Often discussing a student’s attendance is a negative conversation or one that leads to disciplinary action.
But early Wednesday morning, teachers and community members rallied around McKeesport Area School District students as they were dropped off at the front door. As school bus engines rumbled, volunteers holding welcome signs cheered, pinned stickers on students and handed them school supplies.
“I’m glad you’re here today,” and “It’s important to come to school,” the volunteers repeated to the students.
The welcoming event was the kickoff for five of the school district’s attendance challenges facilitated by United Way’s “Be There,” campaign.
Twenty Allegheny County school districts are already involved in the Be There campaign, which challenges students not to miss school for 30 days, but Shauna McMillan, Be There program director, hopes to start attendance challenges in all 43 districts.
She said missing school affects student’s ability to gain the education they deserve.

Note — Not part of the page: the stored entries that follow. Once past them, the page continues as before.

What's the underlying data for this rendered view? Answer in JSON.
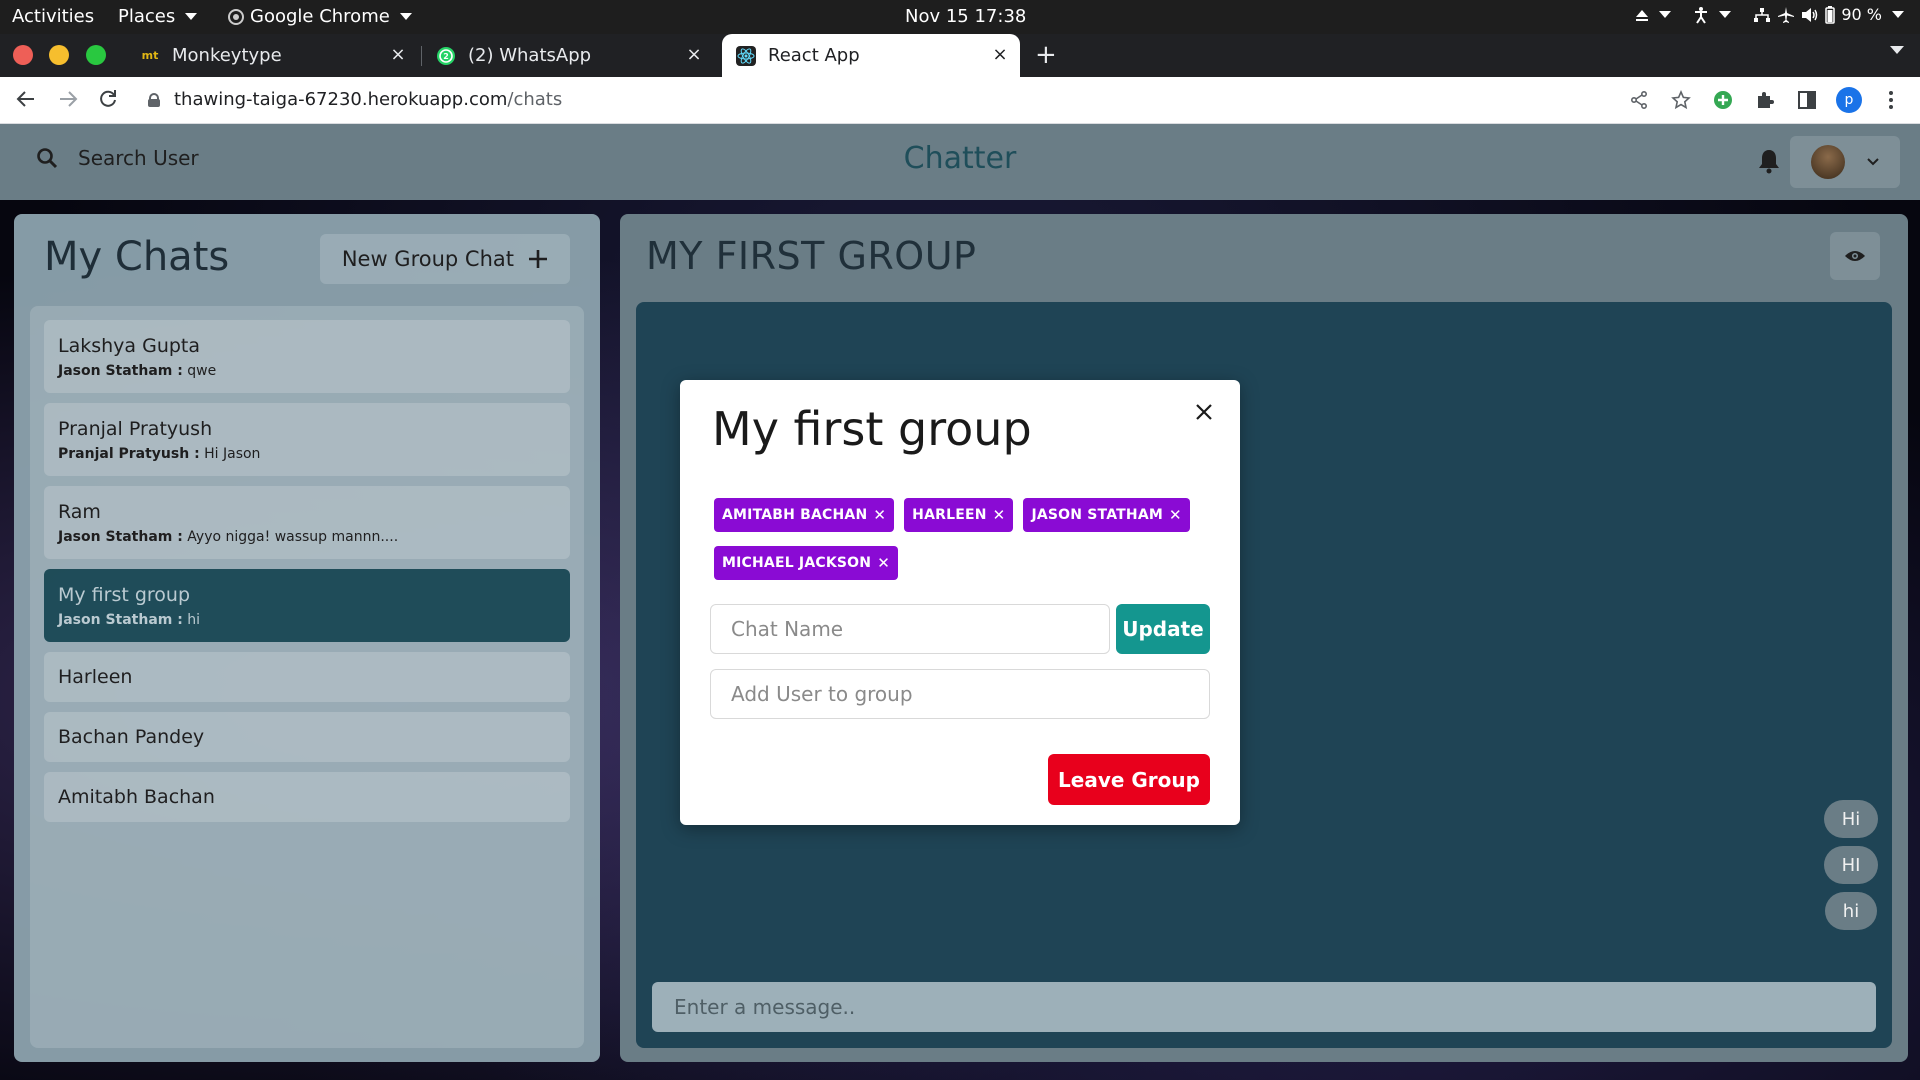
{
  "os_bar": {
    "activities": "Activities",
    "places": "Places",
    "app_name": "Google Chrome",
    "clock": "Nov 15  17:38",
    "battery": "90 %"
  },
  "browser": {
    "tabs": [
      {
        "title": "Monkeytype",
        "favicon": "mt"
      },
      {
        "title": "(2) WhatsApp",
        "favicon": "whatsapp-icon"
      },
      {
        "title": "React App",
        "favicon": "react-icon"
      }
    ],
    "url_host": "thawing-taiga-67230.herokuapp.com",
    "url_path": "/chats",
    "profile_initial": "p"
  },
  "header": {
    "search_label": "Search User",
    "app_title": "Chatter"
  },
  "sidebar": {
    "title": "My Chats",
    "new_group_label": "New Group Chat",
    "chats": [
      {
        "name": "Lakshya Gupta",
        "sender": "Jason Statham :",
        "message": "qwe"
      },
      {
        "name": "Pranjal Pratyush",
        "sender": "Pranjal Pratyush :",
        "message": "Hi Jason"
      },
      {
        "name": "Ram",
        "sender": "Jason Statham :",
        "message": "Ayyo nigga! wassup mannn...."
      },
      {
        "name": "My first group",
        "sender": "Jason Statham :",
        "message": "hi"
      },
      {
        "name": "Harleen"
      },
      {
        "name": "Bachan Pandey"
      },
      {
        "name": "Amitabh Bachan"
      }
    ]
  },
  "chat": {
    "title": "MY FIRST GROUP",
    "messages": [
      "Hi",
      "HI",
      "hi"
    ],
    "input_placeholder": "Enter a message.."
  },
  "modal": {
    "title": "My first group",
    "members": [
      "AMITABH BACHAN",
      "HARLEEN",
      "JASON STATHAM",
      "MICHAEL JACKSON"
    ],
    "chat_name_placeholder": "Chat Name",
    "update_label": "Update",
    "add_user_placeholder": "Add User to group",
    "leave_label": "Leave Group"
  },
  "colors": {
    "accent": "#1f4e5a",
    "badge": "#8a0bd4",
    "update": "#14968f",
    "leave": "#e8001c"
  }
}
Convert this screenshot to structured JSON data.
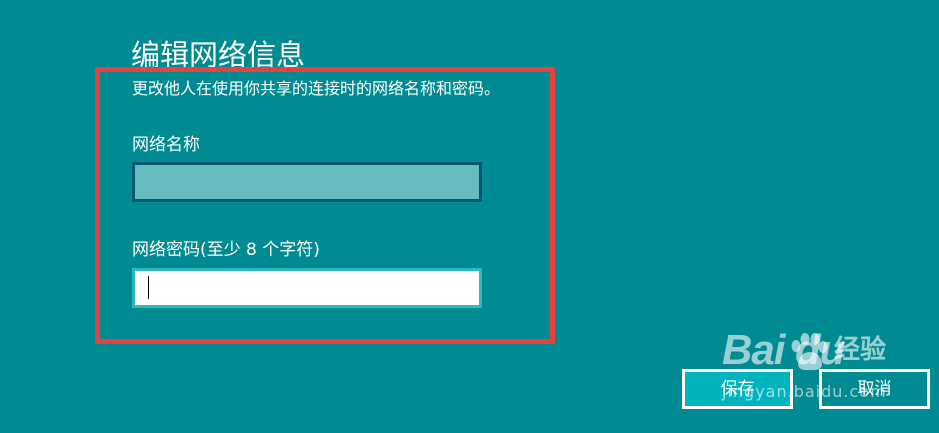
{
  "page": {
    "title": "编辑网络信息",
    "description": "更改他人在使用你共享的连接时的网络名称和密码。"
  },
  "network_name": {
    "label": "网络名称",
    "value": ""
  },
  "network_password": {
    "label": "网络密码(至少 8 个字符)",
    "value": ""
  },
  "buttons": {
    "save_label": "保存",
    "cancel_label": "取消"
  },
  "watermark": {
    "logo": "Bai du",
    "cn": "经验",
    "url": "jingyan.baidu.com"
  },
  "colors": {
    "background": "#008b93",
    "highlight_frame": "#e8423f",
    "name_field_fill": "#67bcc2",
    "save_button_fill": "#00b4be"
  }
}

It is often a problem nobody seems to catch if they aren’t looking for it, McMillan said.
“Missing about two days a month, which is about 10 percent of the year, is called chronic absence. And it’s really easy to miss two days a month. And when you do, those students are much less likely to have above average or even average reading levels, math levels. By sixth grade it’s a huge indicator if they are going to drop out by twelfth grade,” she said.
Be There’s online data shows a student with a 95 percent attendance rate has a 93 percent chance of graduating compared to 79 percent chance of graduating a student who shows up 85 percent of the time has.

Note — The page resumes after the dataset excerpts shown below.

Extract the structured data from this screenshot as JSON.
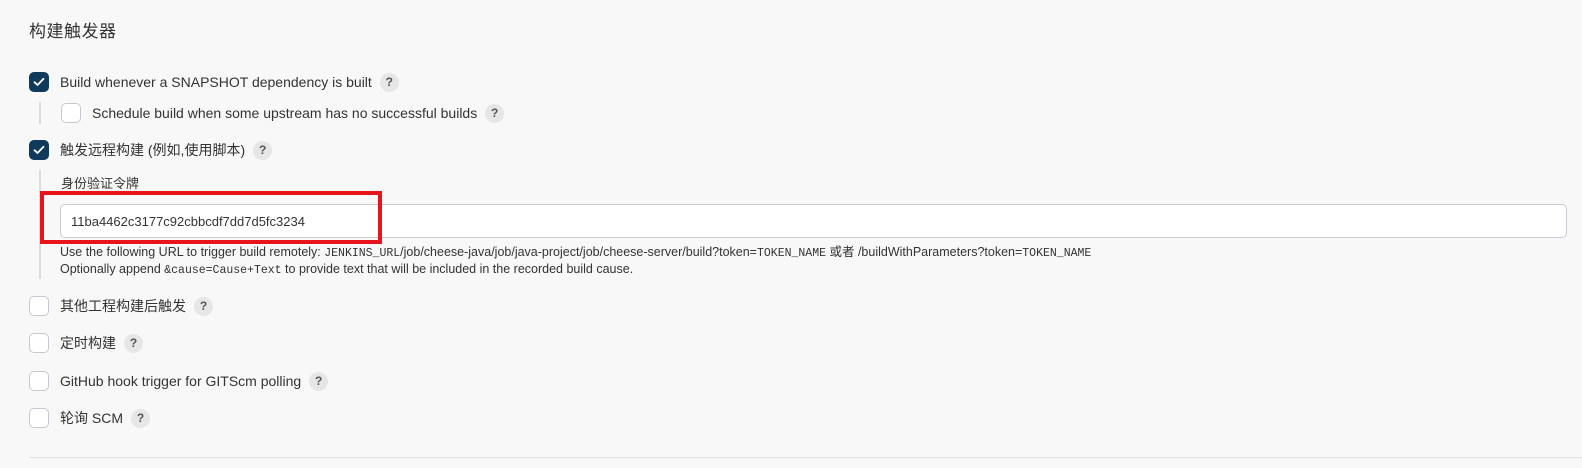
{
  "section": {
    "title": "构建触发器"
  },
  "triggers": [
    {
      "label": "Build whenever a SNAPSHOT dependency is built",
      "checked": true
    },
    {
      "label": "Schedule build when some upstream has no successful builds",
      "checked": false
    },
    {
      "label": "触发远程构建 (例如,使用脚本)",
      "checked": true
    },
    {
      "label": "其他工程构建后触发",
      "checked": false
    },
    {
      "label": "定时构建",
      "checked": false
    },
    {
      "label": "GitHub hook trigger for GITScm polling",
      "checked": false
    },
    {
      "label": "轮询 SCM",
      "checked": false
    }
  ],
  "help_symbol": "?",
  "remote": {
    "token_label": "身份验证令牌",
    "token_value": "11ba4462c3177c92cbbcdf7dd7d5fc3234",
    "url_prefix": "Use the following URL to trigger build remotely: ",
    "url_var": "JENKINS_URL",
    "url_path": "/job/cheese-java/job/java-project/job/cheese-server/build?token=",
    "token_name": "TOKEN_NAME",
    "or_text": " 或者 ",
    "with_params": "/buildWithParameters?token=",
    "cause_prefix": "Optionally append ",
    "cause_code": "&cause=Cause+Text",
    "cause_suffix": " to provide text that will be included in the recorded build cause."
  },
  "colors": {
    "checkbox_checked": "#103a5c",
    "highlight": "#e8141b",
    "background": "#f8f8f8"
  }
}
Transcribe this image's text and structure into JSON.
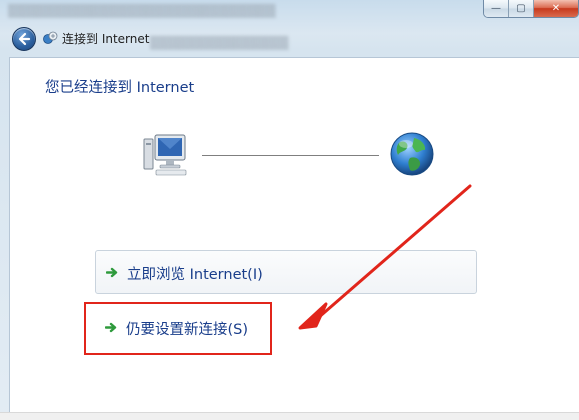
{
  "window": {
    "nav_title": "连接到 Internet",
    "controls": {
      "minimize": "—",
      "maximize": "▢",
      "close": "✕"
    }
  },
  "main": {
    "heading": "您已经连接到 Internet",
    "options": [
      {
        "label": "立即浏览 Internet(I)"
      },
      {
        "label": "仍要设置新连接(S)"
      }
    ]
  },
  "icons": {
    "back": "back-arrow-icon",
    "network": "network-connection-icon",
    "computer": "computer-icon",
    "globe": "globe-icon",
    "option_arrow": "green-arrow-icon"
  },
  "colors": {
    "link_text": "#1a3e8b",
    "option_arrow": "#2e9a3c",
    "annotation": "#e1251b"
  }
}
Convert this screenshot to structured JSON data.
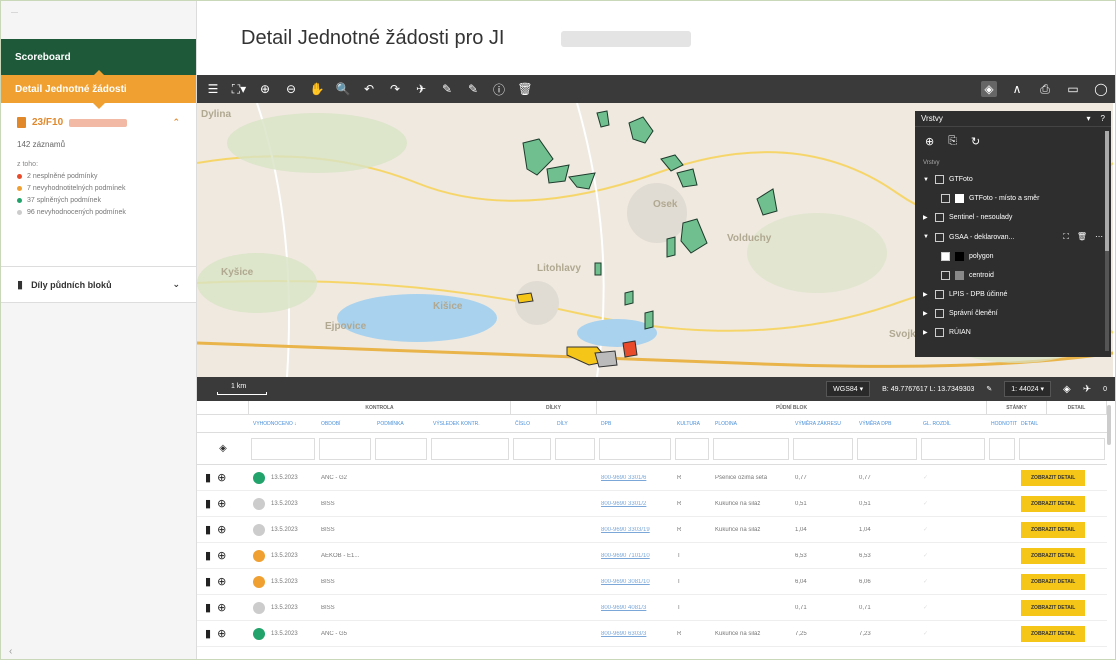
{
  "sidebar": {
    "logo_text": "—",
    "scoreboard": "Scoreboard",
    "detail_nav": "Detail Jednotné žádosti",
    "application": {
      "id": "23/F10",
      "records": "142 záznamů",
      "from_label": "z toho:",
      "conditions": [
        {
          "text": "2 nesplněné podmínky",
          "color": "#e94b2a"
        },
        {
          "text": "7 nevyhodnotitelných podmínek",
          "color": "#f0a030"
        },
        {
          "text": "37 splněných podmínek",
          "color": "#21a36b"
        },
        {
          "text": "96 nevyhodnocených podmínek",
          "color": "#cccccc"
        }
      ]
    },
    "blocks_label": "Díly půdních bloků",
    "collapse_glyph": "‹"
  },
  "page": {
    "title": "Detail Jednotné žádosti pro JI"
  },
  "toolbar": {
    "left_icons": [
      "☰",
      "⛶▾",
      "⊕",
      "⊖",
      "✋",
      "🔍",
      "↶",
      "↷",
      "✈",
      "✎",
      "✎",
      "ⓘ",
      "🗑"
    ],
    "right_icons": [
      "◈",
      "∧",
      "⎙",
      "▭",
      "◯"
    ]
  },
  "map": {
    "places": [
      {
        "name": "Dylina"
      },
      {
        "name": "Osek"
      },
      {
        "name": "Kyšice"
      },
      {
        "name": "Litohlavy"
      },
      {
        "name": "Kišice"
      },
      {
        "name": "Volduchy"
      },
      {
        "name": "Ejpovice"
      },
      {
        "name": "Svojkovice"
      }
    ]
  },
  "layers": {
    "title": "Vrstvy",
    "subtitle": "Vrstvy",
    "header_icons": [
      "▾",
      "?"
    ],
    "tool_icons": [
      "⊕",
      "⎘",
      "↻"
    ],
    "items": [
      {
        "label": "GTFoto",
        "indent": false,
        "tri": "▼",
        "checked": false
      },
      {
        "label": "GTFoto - místo a směr",
        "indent": true,
        "tri": "",
        "checked": false,
        "swatch": "#ffffff"
      },
      {
        "label": "Sentinel - nesoulady",
        "indent": false,
        "tri": "▶",
        "checked": false
      },
      {
        "label": "GSAA - deklarovan...",
        "indent": false,
        "tri": "▼",
        "checked": false,
        "actions": [
          "⛶",
          "🗑",
          "⋯"
        ]
      },
      {
        "label": "polygon",
        "indent": true,
        "tri": "",
        "checked": true,
        "swatch": "#000000"
      },
      {
        "label": "centroid",
        "indent": true,
        "tri": "",
        "checked": false,
        "swatch": "#888888"
      },
      {
        "label": "LPIS - DPB účinné",
        "indent": false,
        "tri": "▶",
        "checked": false
      },
      {
        "label": "Správní členění",
        "indent": false,
        "tri": "▶",
        "checked": false
      },
      {
        "label": "RÚIAN",
        "indent": false,
        "tri": "▶",
        "checked": false
      }
    ]
  },
  "statusbar": {
    "scale": "1 km",
    "crs": "WGS84",
    "coords": "B: 49.7767617   L: 13.7349303",
    "zoom": "1: 44024",
    "count": "0"
  },
  "table": {
    "groups": [
      {
        "label": "",
        "w": 52
      },
      {
        "label": "KONTROLA",
        "w": 262
      },
      {
        "label": "DÍLKY",
        "w": 86
      },
      {
        "label": "PŮDNÍ BLOK",
        "w": 390
      },
      {
        "label": "STÁNKY",
        "w": 60
      },
      {
        "label": "DETAIL",
        "w": 60
      }
    ],
    "columns": [
      {
        "label": "",
        "w": 52
      },
      {
        "label": "VYHODNOCENO  ↓",
        "w": 68
      },
      {
        "label": "OBDOBÍ",
        "w": 56
      },
      {
        "label": "PODMÍNKA",
        "w": 56
      },
      {
        "label": "VÝSLEDEK KONTR.",
        "w": 82
      },
      {
        "label": "ČÍSLO",
        "w": 42
      },
      {
        "label": "DÍLY",
        "w": 44
      },
      {
        "label": "DPB",
        "w": 76
      },
      {
        "label": "KULTURA",
        "w": 38
      },
      {
        "label": "PLODINA",
        "w": 80
      },
      {
        "label": "VÝMĚRA ZÁKRESU",
        "w": 64
      },
      {
        "label": "VÝMĚRA DPB",
        "w": 64
      },
      {
        "label": "GL. ROZDÍL",
        "w": 68
      },
      {
        "label": "HODNOTIT",
        "w": 30
      },
      {
        "label": "DETAIL",
        "w": 90
      }
    ],
    "detail_btn": "ZOBRAZIT DETAIL",
    "rows": [
      {
        "status": "#21a36b",
        "date": "13.5.2023",
        "cond": "ANC - G2",
        "dpb": "800-9690 3301/6",
        "k": "R",
        "crop": "Pšenice ozimá setá",
        "a1": "0,77",
        "a2": "0,77"
      },
      {
        "status": "#cccccc",
        "date": "13.5.2023",
        "cond": "BISS",
        "dpb": "800-9690 3301/2",
        "k": "R",
        "crop": "Kukuřice na siláž",
        "a1": "0,51",
        "a2": "0,51"
      },
      {
        "status": "#cccccc",
        "date": "13.5.2023",
        "cond": "BISS",
        "dpb": "800-9690 3303/19",
        "k": "R",
        "crop": "Kukuřice na siláž",
        "a1": "1,04",
        "a2": "1,04"
      },
      {
        "status": "#f0a030",
        "date": "13.5.2023",
        "cond": "AEKOB - E1...",
        "dpb": "800-9690 7101/10",
        "k": "T",
        "crop": "",
        "a1": "6,53",
        "a2": "6,53"
      },
      {
        "status": "#f0a030",
        "date": "13.5.2023",
        "cond": "BISS",
        "dpb": "800-9690 3081/10",
        "k": "T",
        "crop": "",
        "a1": "6,04",
        "a2": "6,06"
      },
      {
        "status": "#cccccc",
        "date": "13.5.2023",
        "cond": "BISS",
        "dpb": "800-9690 4081/3",
        "k": "T",
        "crop": "",
        "a1": "0,71",
        "a2": "0,71"
      },
      {
        "status": "#21a36b",
        "date": "13.5.2023",
        "cond": "ANC - G5",
        "dpb": "800-9690 6303/3",
        "k": "R",
        "crop": "Kukuřice na siláž",
        "a1": "7,25",
        "a2": "7,23"
      }
    ]
  }
}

The school district’s 2011-12 report card shows the district reported a 91 percent attendance rate compared to Pennsylvania’s 94 percent average. The district also reported a 55 percent graduation rate compared to the commonwealth’s 83 percent average.
Laureese Harper tracks the attendance of the almost 2,000 K-6 students who were greeted Wednesday.

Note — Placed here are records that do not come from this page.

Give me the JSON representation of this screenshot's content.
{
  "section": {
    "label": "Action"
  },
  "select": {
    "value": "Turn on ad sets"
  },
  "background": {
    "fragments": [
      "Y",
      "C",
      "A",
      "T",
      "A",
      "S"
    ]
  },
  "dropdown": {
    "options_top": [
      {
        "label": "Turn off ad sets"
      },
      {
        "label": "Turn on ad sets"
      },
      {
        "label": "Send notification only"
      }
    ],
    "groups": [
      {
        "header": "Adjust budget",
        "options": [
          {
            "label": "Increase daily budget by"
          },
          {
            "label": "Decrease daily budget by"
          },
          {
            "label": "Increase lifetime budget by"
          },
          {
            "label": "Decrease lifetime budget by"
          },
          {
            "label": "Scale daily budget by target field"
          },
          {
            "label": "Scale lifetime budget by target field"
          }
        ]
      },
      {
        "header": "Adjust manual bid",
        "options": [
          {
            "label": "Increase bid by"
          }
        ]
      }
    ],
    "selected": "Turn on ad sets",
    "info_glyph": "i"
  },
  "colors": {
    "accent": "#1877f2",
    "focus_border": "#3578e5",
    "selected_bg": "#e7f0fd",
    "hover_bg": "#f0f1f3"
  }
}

Her job is to talk to parents about encouraging their children to be in school.
“If you’re not here, you can’t learn. It’s just as simple as that. And if you’re not here on a consistent basis, you’re obviously missing time and off-task. It’s very important for the kids to be here on time, every day,” Harper said.
She said it was important to have members of the community support the students at the event.
“Just to show, we do value your education. We do think it’s important for you to be there,” she said.